In between our first listen to the rough cut of Krista’s interview (what we call “cuts and copy”) and the final listen to a more polished production, our technical director selects music that weaves in and out of each episode of On Being. Superfans might recognize a pattern over time: Zoë Keating makes a regular appearance as our theme music, Gustavo Santaolalla and the inventive German pianist Hauschka are regular go-tos.
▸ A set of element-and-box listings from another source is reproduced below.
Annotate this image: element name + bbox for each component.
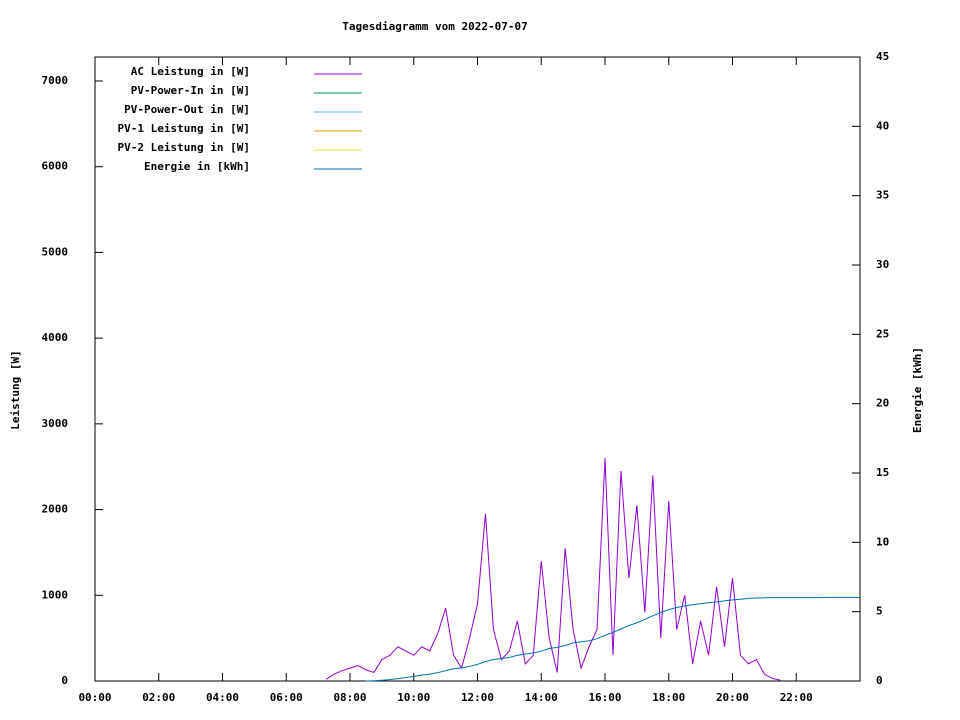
series-line [365, 597, 860, 682]
y2-axis-label: Energie [kWh] [911, 347, 924, 433]
y2-tick-label: 35 [876, 189, 889, 202]
y-tick-label: 4000 [42, 331, 69, 344]
x-tick-label: 14:00 [525, 691, 558, 704]
series-line [325, 458, 781, 681]
x-tick-label: 00:00 [78, 691, 111, 704]
y-tick-label: 2000 [42, 503, 69, 516]
y2-tick-label: 10 [876, 535, 889, 548]
legend-label: PV-1 Leistung in [W] [118, 122, 250, 135]
y2-tick-label: 25 [876, 327, 889, 340]
y2-tick-label: 40 [876, 119, 889, 132]
y-tick-label: 0 [61, 674, 68, 687]
y2-tick-label: 5 [876, 605, 883, 618]
x-tick-label: 12:00 [461, 691, 494, 704]
legend-label: Energie in [kWh] [144, 160, 250, 173]
x-tick-label: 18:00 [652, 691, 685, 704]
legend-label: AC Leistung in [W] [131, 65, 250, 78]
y-tick-label: 1000 [42, 588, 69, 601]
x-tick-label: 16:00 [588, 691, 621, 704]
y2-tick-label: 0 [876, 674, 883, 687]
x-tick-label: 22:00 [780, 691, 813, 704]
x-tick-label: 02:00 [142, 691, 175, 704]
y2-tick-label: 20 [876, 397, 889, 410]
x-tick-label: 06:00 [270, 691, 303, 704]
y2-tick-label: 45 [876, 50, 889, 63]
y-tick-label: 6000 [42, 160, 69, 173]
y2-tick-label: 15 [876, 466, 889, 479]
y2-tick-label: 30 [876, 258, 889, 271]
y-tick-label: 3000 [42, 417, 69, 430]
legend-label: PV-2 Leistung in [W] [118, 141, 250, 154]
x-tick-label: 08:00 [333, 691, 366, 704]
chart-title: Tagesdiagramm vom 2022-07-07 [342, 20, 527, 33]
y-tick-label: 7000 [42, 74, 69, 87]
x-tick-label: 10:00 [397, 691, 430, 704]
x-tick-label: 04:00 [206, 691, 239, 704]
y-tick-label: 5000 [42, 245, 69, 258]
x-tick-label: 20:00 [716, 691, 749, 704]
legend-label: PV-Power-In in [W] [131, 84, 250, 97]
legend-label: PV-Power-Out in [W] [124, 103, 250, 116]
y-axis-label: Leistung [W] [9, 350, 22, 429]
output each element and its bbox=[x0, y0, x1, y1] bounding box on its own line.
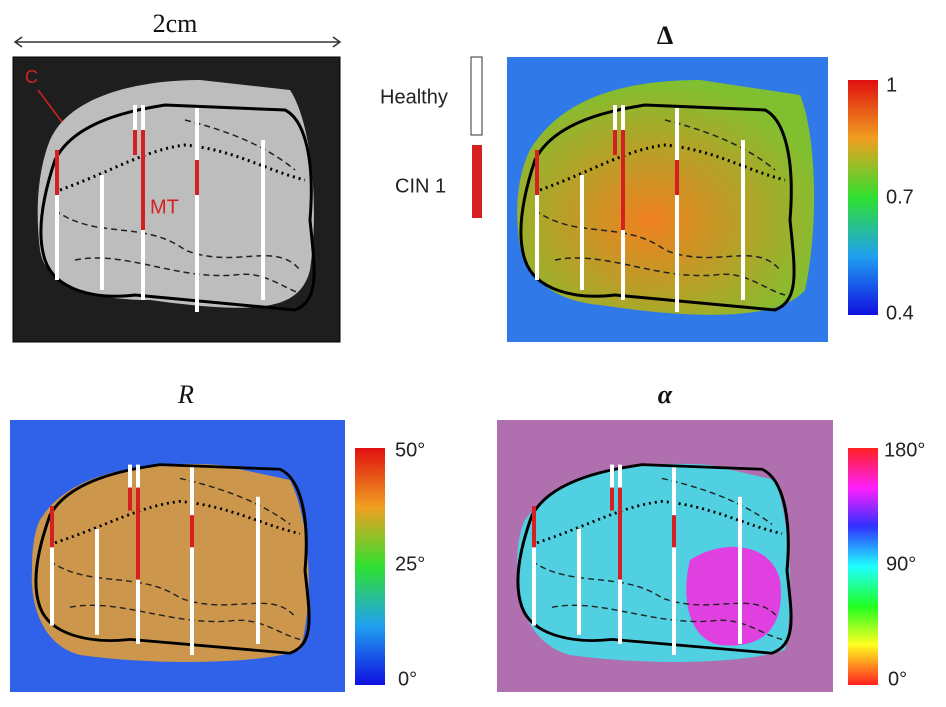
annotation-arrow bbox=[37, 89, 63, 123]
tissue bbox=[37, 80, 314, 308]
scale-label: 2cm bbox=[153, 9, 198, 38]
colorbar bbox=[848, 80, 878, 315]
panel-title: R bbox=[177, 380, 194, 409]
legend-swatch bbox=[472, 145, 482, 218]
colorbar bbox=[848, 448, 878, 685]
tissue-region bbox=[686, 546, 781, 646]
colorbar-label: 0° bbox=[888, 668, 907, 690]
scale-arrows bbox=[13, 36, 342, 48]
panel-title: Δ bbox=[657, 21, 673, 50]
annotation-mt: MT bbox=[150, 196, 179, 218]
legend-healthy: Healthy bbox=[380, 86, 448, 108]
panel-title: α bbox=[658, 380, 673, 409]
colorbar-label: 0.4 bbox=[886, 302, 914, 324]
tissue bbox=[517, 80, 815, 315]
colorbar-label: 25° bbox=[395, 553, 425, 575]
colorbar-label: 0.7 bbox=[886, 186, 914, 208]
colorbar-label: 90° bbox=[886, 553, 916, 575]
legend-swatch bbox=[470, 56, 483, 136]
colorbar bbox=[355, 448, 385, 685]
colorbar-label: 1 bbox=[886, 74, 897, 96]
annotation-c: C bbox=[25, 67, 38, 87]
colorbar-label: 50° bbox=[395, 439, 425, 461]
colorbar-label: 0° bbox=[398, 668, 417, 690]
legend-cin: CIN 1 bbox=[395, 175, 446, 197]
tissue bbox=[31, 463, 309, 662]
colorbar-label: 180° bbox=[884, 439, 925, 461]
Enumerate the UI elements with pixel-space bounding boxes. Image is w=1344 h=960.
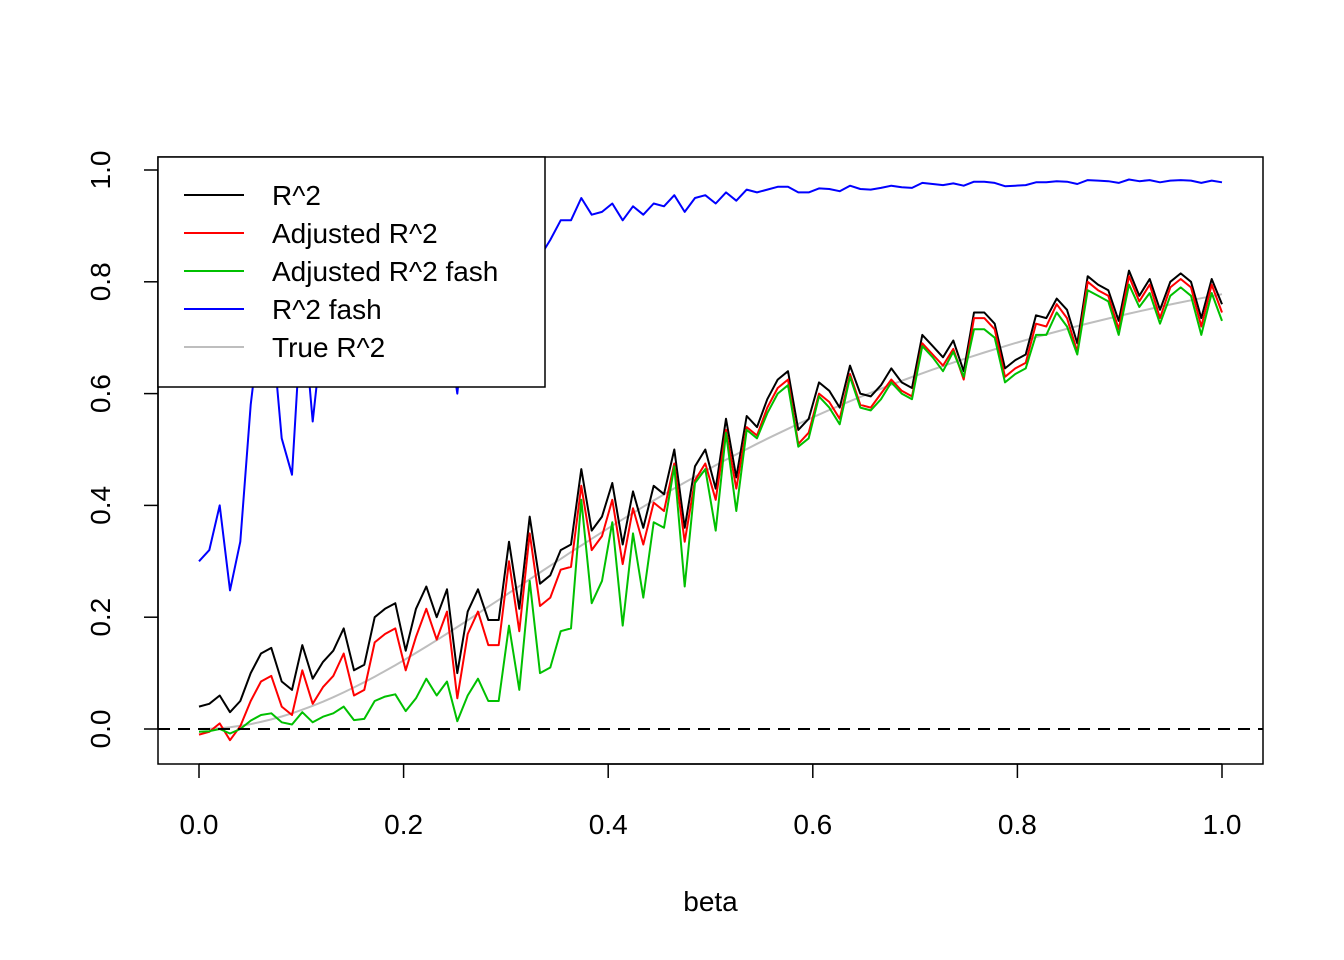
x-tick-label: 0.8: [998, 809, 1037, 840]
y-tick-label: 0.4: [85, 486, 116, 525]
legend: R^2 Adjusted R^2 Adjusted R^2 fash R^2 fash…: [157, 156, 546, 388]
x-tick-label: 0.2: [384, 809, 423, 840]
legend-label: Adjusted R^2: [272, 218, 438, 249]
x-axis-title: beta: [683, 886, 738, 917]
legend-label: Adjusted R^2 fash: [272, 256, 498, 287]
x-tick-label: 0.4: [589, 809, 628, 840]
y-tick-label: 0.0: [85, 710, 116, 749]
y-tick-label: 0.6: [85, 374, 116, 413]
y-axis: 0.0 0.2 0.4 0.6 0.8 1.0: [85, 151, 159, 749]
legend-label: R^2 fash: [272, 294, 382, 325]
series-line-adjusted-r-2: [198, 275, 1223, 742]
x-tick-label: 0.6: [793, 809, 832, 840]
series-line-adjusted-r-2-fash: [198, 283, 1223, 735]
legend-label: True R^2: [272, 332, 385, 363]
x-tick-label: 1.0: [1203, 809, 1242, 840]
y-tick-label: 1.0: [85, 151, 116, 190]
x-tick-label: 0.0: [180, 809, 219, 840]
y-tick-label: 0.2: [85, 598, 116, 637]
x-axis: 0.0 0.2 0.4 0.6 0.8 1.0: [180, 763, 1242, 840]
legend-label: R^2: [272, 180, 321, 211]
series-line-r-2: [198, 269, 1223, 714]
y-tick-label: 0.8: [85, 262, 116, 301]
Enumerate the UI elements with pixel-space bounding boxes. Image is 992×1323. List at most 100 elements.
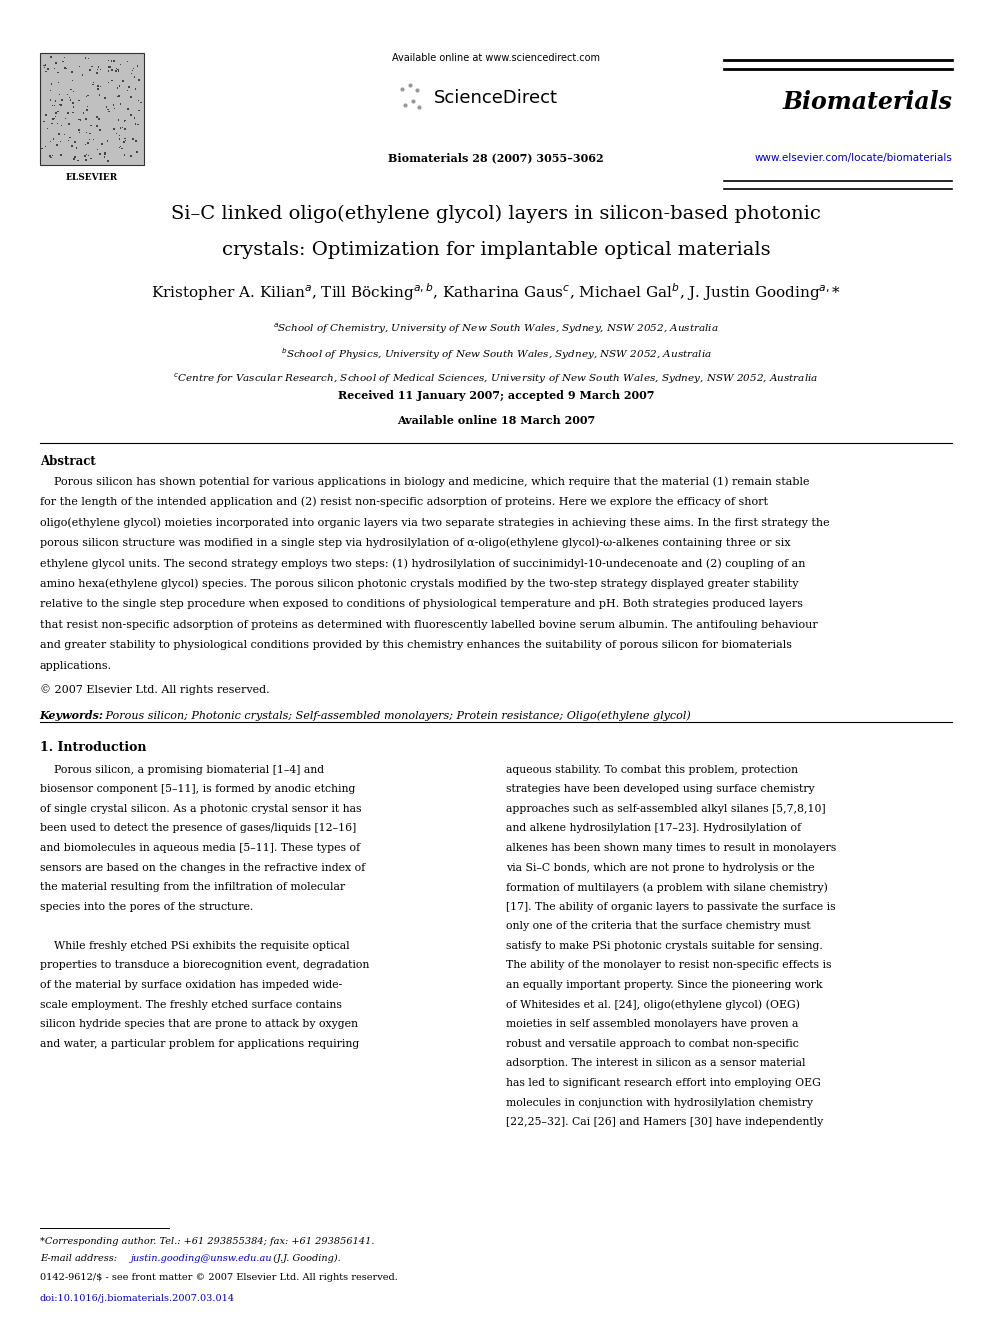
Point	[123, 146, 139, 167]
Text: Keywords:: Keywords:	[40, 710, 104, 721]
Point	[120, 81, 136, 102]
Point	[48, 90, 63, 111]
Text: (J.J. Gooding).: (J.J. Gooding).	[270, 1254, 340, 1263]
Point	[57, 57, 72, 78]
Point	[100, 151, 116, 172]
Point	[45, 144, 61, 165]
Text: www.elsevier.com/locate/biomaterials: www.elsevier.com/locate/biomaterials	[755, 153, 952, 164]
Point	[111, 110, 127, 131]
Point	[35, 138, 51, 159]
Point	[45, 95, 61, 116]
Point	[61, 136, 76, 157]
Point	[77, 146, 93, 167]
Point	[100, 99, 116, 120]
Point	[62, 89, 78, 110]
Point	[36, 56, 52, 77]
Point	[127, 107, 143, 128]
Text: Biomaterials: Biomaterials	[783, 90, 952, 114]
Point	[57, 46, 72, 67]
Point	[48, 106, 63, 127]
Point	[112, 118, 128, 139]
Point	[77, 48, 93, 69]
Point	[52, 85, 67, 106]
Point	[110, 77, 126, 98]
Text: molecules in conjunction with hydrosilylation chemistry: molecules in conjunction with hydrosilyl…	[506, 1098, 812, 1107]
Point	[46, 108, 62, 130]
Text: Available online at www.sciencedirect.com: Available online at www.sciencedirect.co…	[392, 53, 600, 64]
Point	[128, 114, 144, 135]
Point	[112, 136, 128, 157]
Point	[83, 148, 99, 169]
Point	[117, 144, 133, 165]
Point	[78, 144, 94, 165]
Point	[77, 134, 93, 155]
Point	[36, 106, 52, 127]
Point	[94, 134, 110, 155]
Point	[126, 58, 142, 79]
Point	[53, 131, 68, 152]
Point	[99, 97, 115, 118]
Point	[43, 90, 59, 111]
Point	[51, 71, 66, 93]
Point	[66, 131, 82, 152]
Point	[61, 102, 76, 123]
Text: alkenes has been shown many times to result in monolayers: alkenes has been shown many times to res…	[506, 843, 836, 853]
Point	[49, 46, 64, 67]
Point	[44, 74, 60, 95]
Point	[54, 94, 69, 115]
Point	[44, 112, 60, 134]
Point	[74, 65, 90, 86]
Text: the material resulting from the infiltration of molecular: the material resulting from the infiltra…	[40, 882, 345, 892]
Point	[124, 60, 140, 81]
Point	[119, 50, 135, 71]
Point	[123, 105, 139, 126]
Point	[117, 119, 133, 140]
Point	[110, 60, 126, 81]
Point	[63, 135, 79, 156]
Text: amino hexa(ethylene glycol) species. The porous silicon photonic crystals modifi: amino hexa(ethylene glycol) species. The…	[40, 579, 799, 589]
Text: oligo(ethylene glycol) moieties incorporated into organic layers via two separat: oligo(ethylene glycol) moieties incorpor…	[40, 517, 829, 528]
Point	[117, 110, 133, 131]
Point	[78, 99, 94, 120]
Point	[97, 87, 113, 108]
Text: properties to transduce a biorecognition event, degradation: properties to transduce a biorecognition…	[40, 960, 369, 971]
Point	[82, 60, 98, 81]
Point	[103, 61, 119, 82]
Point	[72, 110, 88, 131]
Point	[90, 78, 106, 99]
Text: The ability of the monolayer to resist non-specific effects is: The ability of the monolayer to resist n…	[506, 960, 831, 971]
Point	[65, 102, 81, 123]
Text: relative to the single step procedure when exposed to conditions of physiologica: relative to the single step procedure wh…	[40, 599, 803, 610]
Text: While freshly etched PSi exhibits the requisite optical: While freshly etched PSi exhibits the re…	[40, 941, 349, 951]
Point	[47, 95, 62, 116]
Text: approaches such as self-assembled alkyl silanes [5,7,8,10]: approaches such as self-assembled alkyl …	[506, 804, 825, 814]
Point	[89, 60, 105, 81]
Text: Biomaterials 28 (2007) 3055–3062: Biomaterials 28 (2007) 3055–3062	[388, 152, 604, 163]
Text: satisfy to make PSi photonic crystals suitable for sensing.: satisfy to make PSi photonic crystals su…	[506, 941, 822, 951]
Point	[62, 87, 77, 108]
Point	[128, 78, 144, 99]
Point	[97, 144, 113, 165]
Point	[84, 56, 100, 77]
Point	[89, 75, 105, 97]
Text: © 2007 Elsevier Ltd. All rights reserved.: © 2007 Elsevier Ltd. All rights reserved…	[40, 684, 269, 695]
Point	[74, 64, 90, 85]
Point	[100, 50, 116, 71]
Point	[64, 93, 80, 114]
Point	[81, 134, 97, 155]
Text: an equally important property. Since the pioneering work: an equally important property. Since the…	[506, 980, 822, 990]
Point	[61, 114, 76, 135]
Point	[52, 94, 67, 115]
Point	[85, 128, 101, 149]
Point	[96, 147, 112, 168]
Text: Porous silicon, a promising biomaterial [1–4] and: Porous silicon, a promising biomaterial …	[40, 765, 323, 775]
Text: of Whitesides et al. [24], oligo(ethylene glycol) (OEG): of Whitesides et al. [24], oligo(ethylen…	[506, 1000, 800, 1011]
Point	[89, 106, 105, 127]
Point	[80, 48, 96, 69]
Point	[77, 108, 93, 130]
Point	[97, 142, 113, 163]
Text: aqueous stability. To combat this problem, protection: aqueous stability. To combat this proble…	[506, 765, 798, 775]
Point	[123, 86, 139, 107]
Point	[51, 124, 66, 146]
Text: Si–C linked oligo(ethylene glycol) layers in silicon-based photonic: Si–C linked oligo(ethylene glycol) layer…	[171, 205, 821, 224]
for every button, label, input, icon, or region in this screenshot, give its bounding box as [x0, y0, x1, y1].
His track “Varosha” was a natural fit for a recent episode with New Yorker writer Adam Gopnik. There’s a running motif of a ticking clock, and a syncopated melody (perfect for a modern dance class) that distorts and reorganizes itself, present even when the music slows to half speed. Maybe it’s a stretch, but for me it faintly recalls a point in the conversation where Gopnik discusses Darwin’s thesis on quick time and deep time:

Adam Gopnik: One of the things that gives Darwin’s life and his work its enormous, almost tragic, pathos is that he became acutely aware of that. Biological evolution only operates and only makes sense if you’re able to open your mind up to geological time. The vast abyss of time. And Darwin’s whole point is it only takes place over these vast expanses of times that we can understand abstractly, but we can’t experience. And our own actual existence takes place in this tiny, brief lightning flash of existence. And that includes the life of ourselves, and of our loved ones, and of our children, particularly. And I talk in the book about his experience of his favorite daughter, Annie, who died tragically young.

Krista Tippett: What an imprint that left on him.

Adam Gopnik: Yes. And that rhythm, that pathos, that tension between our actual experience of the people we love, and the things that give meaning to our lives — so brief, so packed, something that only becomes more brief and more packed and more poignant as we age — against this limitless seeming span of time that’s responsible for our particular forms and for our particular capacities. That’s a kind of pathos in which Darwin is acutely aware. And it’s essential, it seems to me, to for lack of a better word, the spiritual experience of modern people, that we have to have double vision of exactly that kind.